O que dá prestígio a um jornal não é cerimônias como estas, por mais gente importante que compareça. O que dá prestígio a um jornal são notícias exclusivas. É preciso notar que Dilma não concedeu ao jornalão nenhuma entrevista exclusiva, nem antecipou nenhuma notícia do governo que pudesse ser manchete.
Dilma também será vista na Rede TV, onde gravou entrevista para a estréia do Programa da Hebe Camargo; e na TV Globo, no programa de Ana Maria Braga, gravado hoje, e que deve ir ao ar amanhã, em comemoração pelo Dia Internacional da Mulher.
Desta vez a Presidenta gravou entrevista (diferente do que fez na Folha), mas de novo, dosou a "ração" que oferece ao PIG. Pelo que antecipa o G1 (das organizações Globo), também não haverá "furos", sendo uma conversa sobre amenidades, inclusive culinárias.

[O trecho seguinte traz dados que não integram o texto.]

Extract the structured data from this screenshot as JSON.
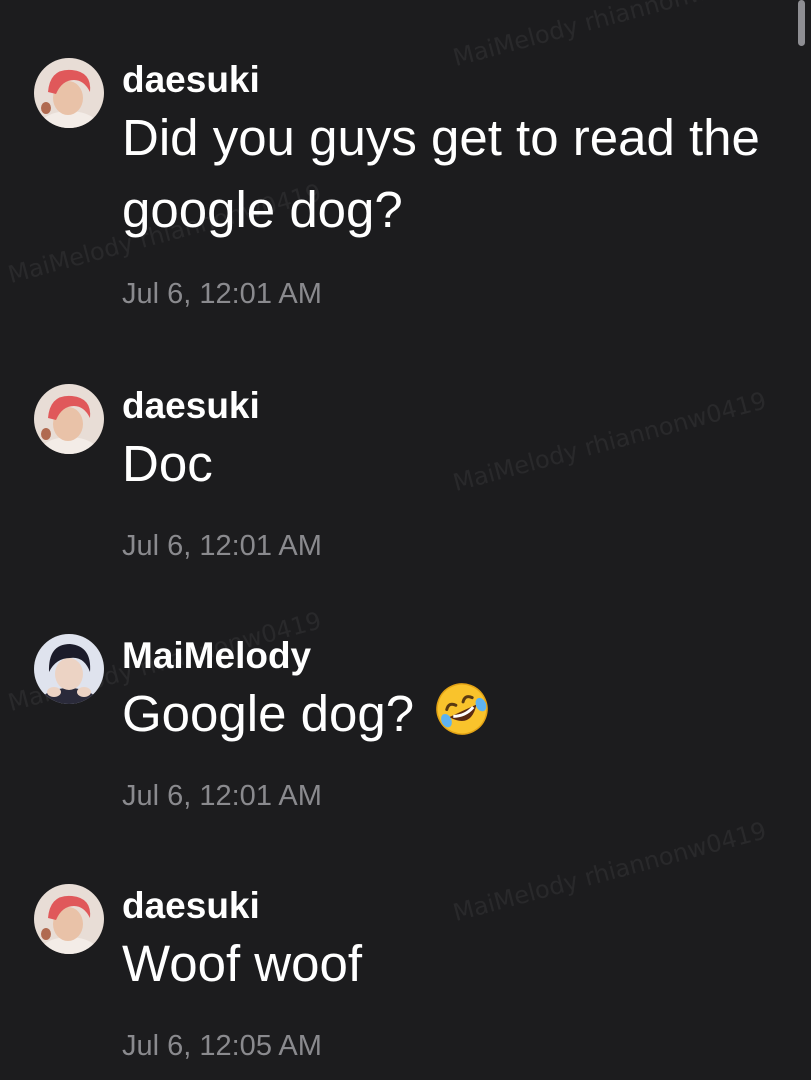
{
  "watermark_text": "MaiMelody rhiannonw0419",
  "messages": [
    {
      "user": "daesuki",
      "text": "Did you guys get to read the google dog?",
      "time": "Jul 6, 12:01 AM",
      "avatar": "daesuki-avatar",
      "emoji": ""
    },
    {
      "user": "daesuki",
      "text": "Doc",
      "time": "Jul 6, 12:01 AM",
      "avatar": "daesuki-avatar",
      "emoji": ""
    },
    {
      "user": "MaiMelody",
      "text": "Google dog?",
      "time": "Jul 6, 12:01 AM",
      "avatar": "maimelody-avatar",
      "emoji": "rolling-on-floor-laughing"
    },
    {
      "user": "daesuki",
      "text": "Woof woof",
      "time": "Jul 6, 12:05 AM",
      "avatar": "daesuki-avatar",
      "emoji": ""
    }
  ],
  "colors": {
    "background": "#1c1c1e",
    "text": "#ffffff",
    "timestamp": "#8a8a8e"
  }
}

Obviamente que a Globo gostaria de uma entrevista da Presidenta no horário nobre, em um programa como o Fantástico, mas Dilma concedeu para um programa de nicho e para uma apresentadora que manteve-se isenta durante a campanha eleitoral (mesmo que tenha servido à oposição no passado como militante do fracassado movimento Cansei).
A imagem
Os telespectadores (na maioria telespectadoras) terão a oportunidade de prestar atenção no que ela diz, em vez do que dizem dela. Para o perfil da audiência desses programas, não é uma má decisão a Presidente aparecer como ela é.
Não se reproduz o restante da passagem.